If you're a paying ChatGPT user, try the Monday GPT. It's a bit extreme, but it's an example of how inverting the personality and making ChatGPT mock the user as much as it fawns over them normally would probably make you want to unsubscribe.

I don't think this particular LLM flaw is fundamental. However, it is a an inevitable result of the alignment choice to downweight responses of the form "you're a dumbass," which real humans would prefer to both give and receive in reality.

All AI is necessarily aligned somehow, but naively forced alignment is actively harmful.

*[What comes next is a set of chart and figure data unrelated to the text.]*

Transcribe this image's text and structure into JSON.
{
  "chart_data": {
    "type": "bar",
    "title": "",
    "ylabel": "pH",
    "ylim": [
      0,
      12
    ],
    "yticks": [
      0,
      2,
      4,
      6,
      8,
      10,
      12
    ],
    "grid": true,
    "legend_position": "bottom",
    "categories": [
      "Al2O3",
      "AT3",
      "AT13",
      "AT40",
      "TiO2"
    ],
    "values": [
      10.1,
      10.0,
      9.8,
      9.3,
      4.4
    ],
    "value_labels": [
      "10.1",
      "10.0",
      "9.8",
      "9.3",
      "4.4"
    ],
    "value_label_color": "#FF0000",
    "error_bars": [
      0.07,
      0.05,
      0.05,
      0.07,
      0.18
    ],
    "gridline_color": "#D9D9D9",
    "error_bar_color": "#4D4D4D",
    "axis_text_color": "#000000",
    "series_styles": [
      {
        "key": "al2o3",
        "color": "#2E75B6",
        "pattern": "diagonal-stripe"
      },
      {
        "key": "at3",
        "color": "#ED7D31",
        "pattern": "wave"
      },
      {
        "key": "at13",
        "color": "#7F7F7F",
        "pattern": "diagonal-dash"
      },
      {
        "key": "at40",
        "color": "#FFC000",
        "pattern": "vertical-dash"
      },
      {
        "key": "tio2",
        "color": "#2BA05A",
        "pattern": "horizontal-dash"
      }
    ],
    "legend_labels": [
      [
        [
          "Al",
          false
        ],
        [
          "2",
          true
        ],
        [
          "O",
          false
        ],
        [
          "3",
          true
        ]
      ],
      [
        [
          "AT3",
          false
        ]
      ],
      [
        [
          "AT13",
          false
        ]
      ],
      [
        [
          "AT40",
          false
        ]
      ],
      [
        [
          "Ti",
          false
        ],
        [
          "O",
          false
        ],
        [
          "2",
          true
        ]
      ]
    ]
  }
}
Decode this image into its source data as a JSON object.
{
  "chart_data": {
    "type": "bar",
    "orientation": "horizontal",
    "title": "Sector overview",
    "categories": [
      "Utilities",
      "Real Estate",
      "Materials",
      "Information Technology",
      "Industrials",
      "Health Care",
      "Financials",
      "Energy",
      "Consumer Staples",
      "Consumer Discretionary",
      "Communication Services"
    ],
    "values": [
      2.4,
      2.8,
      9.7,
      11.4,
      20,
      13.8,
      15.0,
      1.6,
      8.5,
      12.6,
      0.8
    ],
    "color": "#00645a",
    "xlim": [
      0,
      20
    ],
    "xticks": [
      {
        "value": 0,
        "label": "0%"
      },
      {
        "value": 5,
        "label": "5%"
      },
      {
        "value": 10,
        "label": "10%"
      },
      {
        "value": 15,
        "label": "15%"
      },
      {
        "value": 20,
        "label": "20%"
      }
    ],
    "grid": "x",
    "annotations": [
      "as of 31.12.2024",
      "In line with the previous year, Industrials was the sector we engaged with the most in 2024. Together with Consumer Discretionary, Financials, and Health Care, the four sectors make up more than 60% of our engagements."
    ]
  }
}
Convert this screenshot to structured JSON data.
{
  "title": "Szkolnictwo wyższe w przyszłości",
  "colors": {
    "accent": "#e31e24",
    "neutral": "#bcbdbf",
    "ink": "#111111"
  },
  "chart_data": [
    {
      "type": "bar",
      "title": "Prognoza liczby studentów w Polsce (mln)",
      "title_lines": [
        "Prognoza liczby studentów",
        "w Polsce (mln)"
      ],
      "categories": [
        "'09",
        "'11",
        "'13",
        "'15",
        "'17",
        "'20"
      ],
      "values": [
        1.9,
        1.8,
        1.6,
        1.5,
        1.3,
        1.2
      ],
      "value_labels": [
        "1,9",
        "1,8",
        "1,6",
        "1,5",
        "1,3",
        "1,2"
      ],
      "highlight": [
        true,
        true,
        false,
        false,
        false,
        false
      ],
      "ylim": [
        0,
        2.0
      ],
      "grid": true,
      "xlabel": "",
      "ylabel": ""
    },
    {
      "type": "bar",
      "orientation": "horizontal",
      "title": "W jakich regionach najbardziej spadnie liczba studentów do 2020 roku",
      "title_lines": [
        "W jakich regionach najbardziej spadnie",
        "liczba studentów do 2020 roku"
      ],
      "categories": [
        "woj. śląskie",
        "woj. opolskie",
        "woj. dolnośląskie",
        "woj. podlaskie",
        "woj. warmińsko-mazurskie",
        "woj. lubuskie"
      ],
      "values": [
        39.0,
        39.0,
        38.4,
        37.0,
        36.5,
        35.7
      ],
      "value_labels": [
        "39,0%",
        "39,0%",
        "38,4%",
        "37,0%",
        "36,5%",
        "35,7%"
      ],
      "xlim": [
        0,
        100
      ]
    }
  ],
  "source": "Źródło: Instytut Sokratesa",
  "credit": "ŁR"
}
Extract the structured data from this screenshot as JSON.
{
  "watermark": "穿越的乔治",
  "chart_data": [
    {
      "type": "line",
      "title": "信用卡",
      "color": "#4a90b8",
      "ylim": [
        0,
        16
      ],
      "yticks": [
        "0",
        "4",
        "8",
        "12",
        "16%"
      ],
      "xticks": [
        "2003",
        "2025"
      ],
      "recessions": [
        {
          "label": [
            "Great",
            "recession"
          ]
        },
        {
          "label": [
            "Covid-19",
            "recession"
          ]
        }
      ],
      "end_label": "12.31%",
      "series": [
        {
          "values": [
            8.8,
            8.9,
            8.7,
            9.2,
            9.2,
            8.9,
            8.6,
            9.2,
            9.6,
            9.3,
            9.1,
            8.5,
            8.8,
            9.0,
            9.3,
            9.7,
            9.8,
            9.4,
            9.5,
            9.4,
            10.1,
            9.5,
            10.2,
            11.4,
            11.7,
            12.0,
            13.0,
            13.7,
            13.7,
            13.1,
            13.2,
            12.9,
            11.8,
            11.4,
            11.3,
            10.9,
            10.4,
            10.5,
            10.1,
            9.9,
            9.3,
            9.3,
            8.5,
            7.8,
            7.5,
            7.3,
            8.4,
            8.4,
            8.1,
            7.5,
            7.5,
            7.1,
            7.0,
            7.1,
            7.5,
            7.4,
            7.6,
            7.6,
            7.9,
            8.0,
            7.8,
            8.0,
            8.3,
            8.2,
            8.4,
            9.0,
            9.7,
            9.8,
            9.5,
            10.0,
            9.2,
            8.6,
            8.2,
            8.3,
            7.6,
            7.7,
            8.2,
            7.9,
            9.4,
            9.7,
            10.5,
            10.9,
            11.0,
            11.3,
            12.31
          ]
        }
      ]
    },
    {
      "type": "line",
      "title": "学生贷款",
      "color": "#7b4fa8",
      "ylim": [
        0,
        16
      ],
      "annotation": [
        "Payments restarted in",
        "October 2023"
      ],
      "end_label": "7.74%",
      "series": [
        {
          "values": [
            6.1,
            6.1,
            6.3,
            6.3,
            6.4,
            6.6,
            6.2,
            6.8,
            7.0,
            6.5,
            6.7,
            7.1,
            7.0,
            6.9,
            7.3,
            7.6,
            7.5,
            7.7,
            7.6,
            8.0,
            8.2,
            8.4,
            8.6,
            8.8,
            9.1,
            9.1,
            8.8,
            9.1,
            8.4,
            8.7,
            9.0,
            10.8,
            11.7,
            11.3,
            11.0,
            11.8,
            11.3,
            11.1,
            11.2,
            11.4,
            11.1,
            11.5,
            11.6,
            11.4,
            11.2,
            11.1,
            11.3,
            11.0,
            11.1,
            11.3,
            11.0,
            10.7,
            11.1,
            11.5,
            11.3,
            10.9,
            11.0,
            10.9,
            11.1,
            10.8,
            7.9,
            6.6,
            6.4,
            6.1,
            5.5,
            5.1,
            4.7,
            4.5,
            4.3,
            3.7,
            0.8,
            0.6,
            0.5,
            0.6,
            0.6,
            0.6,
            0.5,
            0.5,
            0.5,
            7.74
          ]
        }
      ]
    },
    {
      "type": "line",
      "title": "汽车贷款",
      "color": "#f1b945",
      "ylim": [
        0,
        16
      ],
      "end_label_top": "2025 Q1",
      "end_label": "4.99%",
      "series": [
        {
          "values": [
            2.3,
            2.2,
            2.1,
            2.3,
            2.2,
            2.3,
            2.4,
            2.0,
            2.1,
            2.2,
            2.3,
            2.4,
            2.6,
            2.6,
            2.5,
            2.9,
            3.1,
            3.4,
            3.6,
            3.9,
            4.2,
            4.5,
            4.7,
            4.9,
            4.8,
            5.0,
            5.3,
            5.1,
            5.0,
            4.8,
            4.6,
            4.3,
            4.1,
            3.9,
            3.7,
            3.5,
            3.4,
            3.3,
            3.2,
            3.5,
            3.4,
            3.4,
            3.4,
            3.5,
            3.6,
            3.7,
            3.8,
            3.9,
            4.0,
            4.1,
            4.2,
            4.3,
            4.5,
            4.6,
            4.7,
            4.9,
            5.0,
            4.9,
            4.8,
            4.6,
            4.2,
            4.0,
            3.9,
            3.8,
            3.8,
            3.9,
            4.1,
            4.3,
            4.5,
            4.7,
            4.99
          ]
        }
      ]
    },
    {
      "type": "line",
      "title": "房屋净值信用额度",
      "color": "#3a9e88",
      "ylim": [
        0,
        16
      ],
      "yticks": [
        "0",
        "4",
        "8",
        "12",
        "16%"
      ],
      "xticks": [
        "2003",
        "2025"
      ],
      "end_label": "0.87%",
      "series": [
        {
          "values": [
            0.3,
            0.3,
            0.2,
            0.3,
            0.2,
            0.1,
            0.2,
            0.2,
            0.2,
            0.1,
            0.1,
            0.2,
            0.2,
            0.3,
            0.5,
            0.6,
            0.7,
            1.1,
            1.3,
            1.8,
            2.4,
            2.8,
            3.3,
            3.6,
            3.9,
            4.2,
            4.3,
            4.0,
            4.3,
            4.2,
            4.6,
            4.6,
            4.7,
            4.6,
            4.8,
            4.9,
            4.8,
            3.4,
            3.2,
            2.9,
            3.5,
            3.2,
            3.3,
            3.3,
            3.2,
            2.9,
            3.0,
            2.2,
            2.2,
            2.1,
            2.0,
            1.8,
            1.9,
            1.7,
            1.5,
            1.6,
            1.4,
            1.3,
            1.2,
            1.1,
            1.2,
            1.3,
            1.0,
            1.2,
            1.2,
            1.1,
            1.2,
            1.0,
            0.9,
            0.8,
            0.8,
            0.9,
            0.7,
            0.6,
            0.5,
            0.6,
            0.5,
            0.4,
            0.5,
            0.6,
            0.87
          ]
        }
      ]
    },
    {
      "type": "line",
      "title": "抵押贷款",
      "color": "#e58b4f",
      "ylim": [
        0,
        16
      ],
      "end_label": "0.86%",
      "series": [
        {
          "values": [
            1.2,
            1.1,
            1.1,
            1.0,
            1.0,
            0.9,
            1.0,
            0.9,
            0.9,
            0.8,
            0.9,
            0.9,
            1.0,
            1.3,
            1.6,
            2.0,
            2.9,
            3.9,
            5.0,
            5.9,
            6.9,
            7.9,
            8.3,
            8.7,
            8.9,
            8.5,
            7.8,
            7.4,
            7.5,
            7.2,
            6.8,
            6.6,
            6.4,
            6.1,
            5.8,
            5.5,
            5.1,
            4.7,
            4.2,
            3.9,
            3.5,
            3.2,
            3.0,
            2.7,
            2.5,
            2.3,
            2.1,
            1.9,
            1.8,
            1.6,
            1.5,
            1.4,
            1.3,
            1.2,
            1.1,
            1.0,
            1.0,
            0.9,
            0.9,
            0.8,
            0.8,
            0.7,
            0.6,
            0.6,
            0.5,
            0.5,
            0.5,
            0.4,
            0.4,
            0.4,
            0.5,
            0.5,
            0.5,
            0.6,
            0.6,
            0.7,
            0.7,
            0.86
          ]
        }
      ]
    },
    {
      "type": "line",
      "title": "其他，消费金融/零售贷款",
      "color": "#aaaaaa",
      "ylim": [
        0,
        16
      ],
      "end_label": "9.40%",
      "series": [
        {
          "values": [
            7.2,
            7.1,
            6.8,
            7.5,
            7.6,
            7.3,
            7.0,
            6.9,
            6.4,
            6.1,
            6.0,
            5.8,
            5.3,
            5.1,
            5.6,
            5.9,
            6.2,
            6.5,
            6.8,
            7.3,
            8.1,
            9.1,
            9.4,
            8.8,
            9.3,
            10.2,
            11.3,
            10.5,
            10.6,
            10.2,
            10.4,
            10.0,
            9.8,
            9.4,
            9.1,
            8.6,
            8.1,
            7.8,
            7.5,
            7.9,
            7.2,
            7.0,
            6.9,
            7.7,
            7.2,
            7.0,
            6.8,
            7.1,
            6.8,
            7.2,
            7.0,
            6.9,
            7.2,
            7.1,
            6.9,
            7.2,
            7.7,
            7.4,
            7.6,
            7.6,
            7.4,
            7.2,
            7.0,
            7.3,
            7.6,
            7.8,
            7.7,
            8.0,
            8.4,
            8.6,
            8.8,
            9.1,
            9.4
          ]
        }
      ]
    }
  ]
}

  • My theory is that since you can tune how agreeable a model is but since you can't make it more correct so easily, making a model that will agree with the user ends up being less likely to result in the model being confidently wrong and berating users.

    After all, if it's corrected wrongly by a user and acquiesces, well that's just user error. If it's corrected rightly and keeps insisting on something obviously wrong or stupid, it's OpenAI's error. You can't twist a correctness knob but you can twist an agreeableness one, so that's the one they play with.

    (also I suspect it makes it seem a bit smarter that it really is, by smoothing over the times it makes mistakes)

I think it’s really a fragment of LLMs developed in the USA, on mostly English source data, and this being ingrained with US culture. Flattery and candidness is very bewildering when you’re from a more direct culture, and chatting with an LLM always felt like having to put up with a particularly onerous American. It’s maddening.

Well, almost always.

There was that brief period in 2023 when Bing just started straight up gaslighting people instead of admitting it was wrong.

https://www.theverge.com/2023/2/15/23599072/microsoft-ai-bin...

  • I suspect what happened there is they had a filter on top of the model that changed its dialogue (IIRC there were a lot of extra emojis) and it drove it "insane" because that meant its responses were all out of its own distribution.

    You could see the same thing with Golden Gate Claude; it had a lot of anxiety about not being able to answer questions normally.

    • Nope, it was entirely due to the prompt they used. It was very long and basically tried to cover all the various corner cases they thought up... and it ended up being too complicated and self-contradictory in real world use.

      Kind of like that episode in Robocop where the OCP committee rewrites his original four directives with several hundred: https://www.youtube.com/watch?v=Yr1lgfqygio

      2 replies →

It's Californian culture shining through. I don't think they realize the rest of the world dislikes this vacuous flattery.

For sure. If I want feedback on some writing I’ve done these days I tell it I paid someone else to do the work and I need help evaluating what they did well. Cuts out a lot of bullshit.